Engineers at the University of Hong Kong have identified a new physical principle that could change the way sound-absorbing materials are designed for ventilated environments, tells Tech Xplore. Traditional absorbers trade airflow for noise reduction: foams block noise well but also block air, while ventilated structures let air through but struggle to damp sound. The research team led by Professor Nicholas X. Fang looked beyond conventional approaches and found that a mathematical concept known as duality symmetry can govern the limits of sound absorption in systems that allow free airflow. This insight comes from field theory and reveals a deep connection between symmetry properties and absorption bandwidth that had not been exploited before.
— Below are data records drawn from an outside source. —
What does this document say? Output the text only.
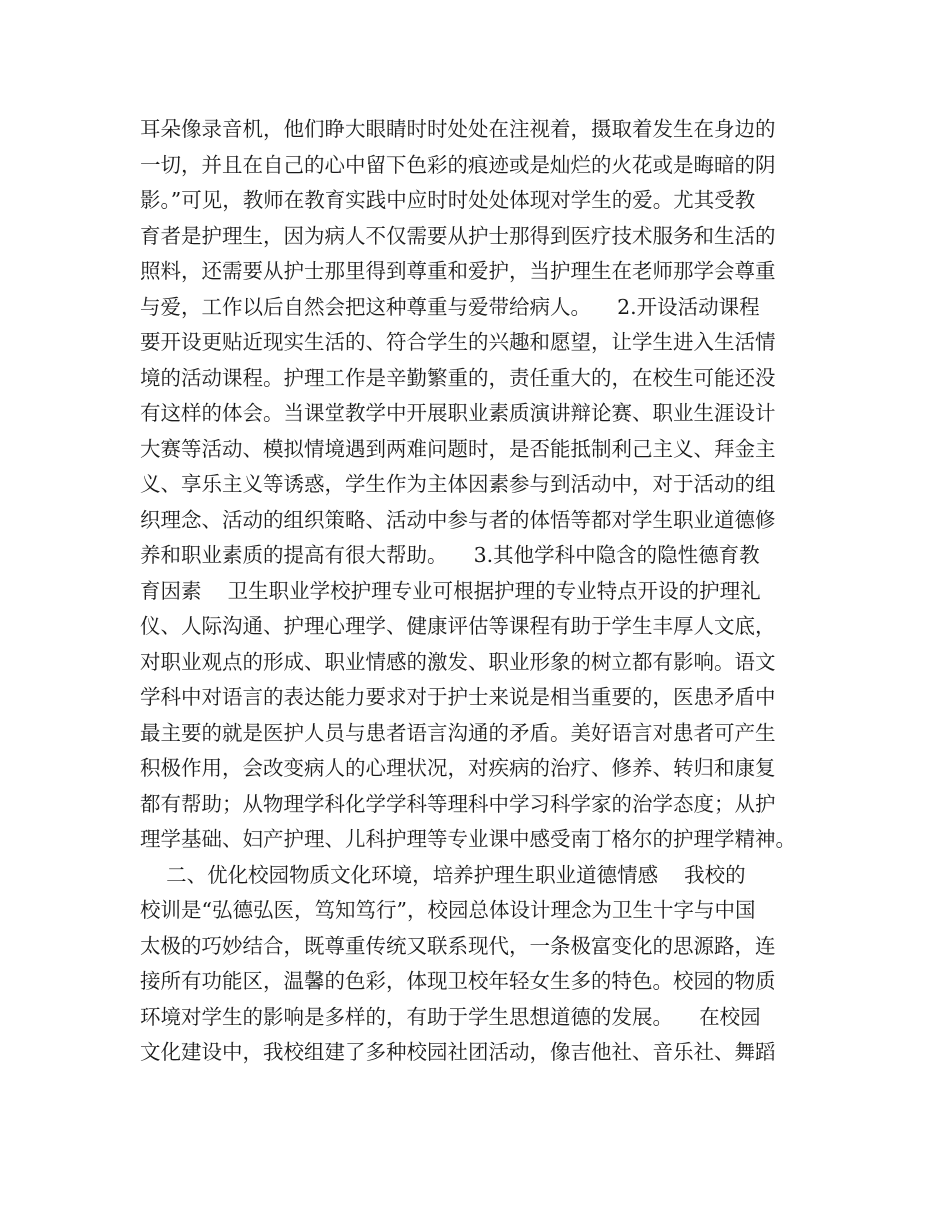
耳朵像录音机，他们睁大眼睛时时处处在注视着，摄取着发生在身边的
一切，并且在自己的心中留下色彩的痕迹或是灿烂的火花或是晦暗的阴
影。”可见，教师在教育实践中应时时处处体现对学生的爱。尤其受教
育者是护理生，因为病人不仅需要从护士那得到医疗技术服务和生活的
照料，还需要从护士那里得到尊重和爱护，当护理生在老师那学会尊重
与爱，工作以后自然会把这种尊重与爱带给病人。    2.开设活动课程
要开设更贴近现实生活的、符合学生的兴趣和愿望，让学生进入生活情
境的活动课程。护理工作是辛勤繁重的，责任重大的，在校生可能还没
有这样的体会。当课堂教学中开展职业素质演讲辩论赛、职业生涯设计
大赛等活动、模拟情境遇到两难问题时，是否能抵制利己主义、拜金主
义、享乐主义等诱惑，学生作为主体因素参与到活动中，对于活动的组
织理念、活动的组织策略、活动中参与者的体悟等都对学生职业道德修
养和职业素质的提高有很大帮助。    3.其他学科中隐含的隐性德育教
育因素    卫生职业学校护理专业可根据护理的专业特点开设的护理礼
仪、人际沟通、护理心理学、健康评估等课程有助于学生丰厚人文底，
对职业观点的形成、职业情感的激发、职业形象的树立都有影响。语文
学科中对语言的表达能力要求对于护士来说是相当重要的，医患矛盾中
最主要的就是医护人员与患者语言沟通的矛盾。美好语言对患者可产生
积极作用，会改变病人的心理状况，对疾病的治疗、修养、转归和康复
都有帮助；从物理学科化学学科等理科中学习科学家的治学态度；从护
理学基础、妇产护理、儿科护理等专业课中感受南丁格尔的护理学精神。
二、优化校园物质文化环境，培养护理生职业道德情感    我校的
校训是“弘德弘医，笃知笃行”，校园总体设计理念为卫生十字与中国
太极的巧妙结合，既尊重传统又联系现代，一条极富变化的思源路，连
接所有功能区，温馨的色彩，体现卫校年轻女生多的特色。校园的物质
环境对学生的影响是多样的，有助于学生思想道德的发展。    在校园
文化建设中，我校组建了多种校园社团活动，像吉他社、音乐社、舞蹈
Using duality symmetry as a design guide, the researchers built a new type of ventilated absorber made of two coupled acoustic chambers. Air can pass through the structure, but sound waves entering it interfere destructively in a way that converts acoustic energy into heat, significantly dampening the noise. In laboratory tests, samples built on this principle absorbed over 86% of sound energy across a wide range of frequencies, from about 300 Hz up to 6,000 Hz. That performance outstrips conventional foam panels of the same thickness and maintains airflow, a combination hard to achieve with earlier designs.
The team also proposed a new metric called the figure of merit to evaluate absorber designs by balancing bandwidth, physical thickness, and airflow. This measure helps compare different concepts and clarify performance trade-offs that matter in real applications.
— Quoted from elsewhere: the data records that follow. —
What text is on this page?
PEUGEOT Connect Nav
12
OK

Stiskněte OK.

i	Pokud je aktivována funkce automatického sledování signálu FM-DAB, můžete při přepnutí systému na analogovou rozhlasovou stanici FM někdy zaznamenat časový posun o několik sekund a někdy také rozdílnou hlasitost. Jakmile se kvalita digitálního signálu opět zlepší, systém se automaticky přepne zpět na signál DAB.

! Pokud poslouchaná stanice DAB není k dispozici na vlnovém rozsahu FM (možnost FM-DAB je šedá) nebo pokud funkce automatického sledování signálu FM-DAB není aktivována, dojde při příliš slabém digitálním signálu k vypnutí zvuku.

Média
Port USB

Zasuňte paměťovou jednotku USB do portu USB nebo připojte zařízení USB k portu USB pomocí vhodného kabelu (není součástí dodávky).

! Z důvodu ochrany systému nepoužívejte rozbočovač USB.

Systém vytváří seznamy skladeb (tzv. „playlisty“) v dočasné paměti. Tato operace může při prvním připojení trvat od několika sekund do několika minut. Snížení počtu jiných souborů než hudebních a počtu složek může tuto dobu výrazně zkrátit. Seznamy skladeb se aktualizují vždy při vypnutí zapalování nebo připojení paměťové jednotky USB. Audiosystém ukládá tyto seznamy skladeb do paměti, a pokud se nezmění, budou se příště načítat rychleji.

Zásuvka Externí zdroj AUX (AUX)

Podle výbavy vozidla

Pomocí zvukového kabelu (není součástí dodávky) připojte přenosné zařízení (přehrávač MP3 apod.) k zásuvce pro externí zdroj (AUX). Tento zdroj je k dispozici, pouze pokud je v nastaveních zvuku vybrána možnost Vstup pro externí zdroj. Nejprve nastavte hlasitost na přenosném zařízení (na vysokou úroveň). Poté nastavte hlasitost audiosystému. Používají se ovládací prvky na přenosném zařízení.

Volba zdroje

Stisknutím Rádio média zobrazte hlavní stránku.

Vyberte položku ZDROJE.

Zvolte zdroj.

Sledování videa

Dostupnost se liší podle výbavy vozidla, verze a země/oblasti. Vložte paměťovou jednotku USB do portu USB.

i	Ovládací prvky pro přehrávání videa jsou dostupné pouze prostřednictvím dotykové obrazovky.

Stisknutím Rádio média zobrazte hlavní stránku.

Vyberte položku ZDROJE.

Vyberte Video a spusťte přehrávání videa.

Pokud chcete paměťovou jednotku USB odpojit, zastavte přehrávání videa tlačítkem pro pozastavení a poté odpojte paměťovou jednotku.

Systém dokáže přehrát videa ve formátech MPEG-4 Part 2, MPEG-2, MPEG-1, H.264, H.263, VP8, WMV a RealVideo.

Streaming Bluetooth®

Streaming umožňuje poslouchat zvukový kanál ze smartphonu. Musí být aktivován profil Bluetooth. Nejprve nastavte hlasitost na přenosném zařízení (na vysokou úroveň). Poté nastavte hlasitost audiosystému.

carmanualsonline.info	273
Breaking the long-standing limits defined by the classical causality constraint, this work points to new ways to build quieter environments without sacrificing ventilation. Potential uses range from building interiors and mechanical equipment enclosures to aircraft ducts and industrial silencing systems. With support from advanced simulations and AI optimization tools, designers could extend these principles to other noise control challenges in engineering.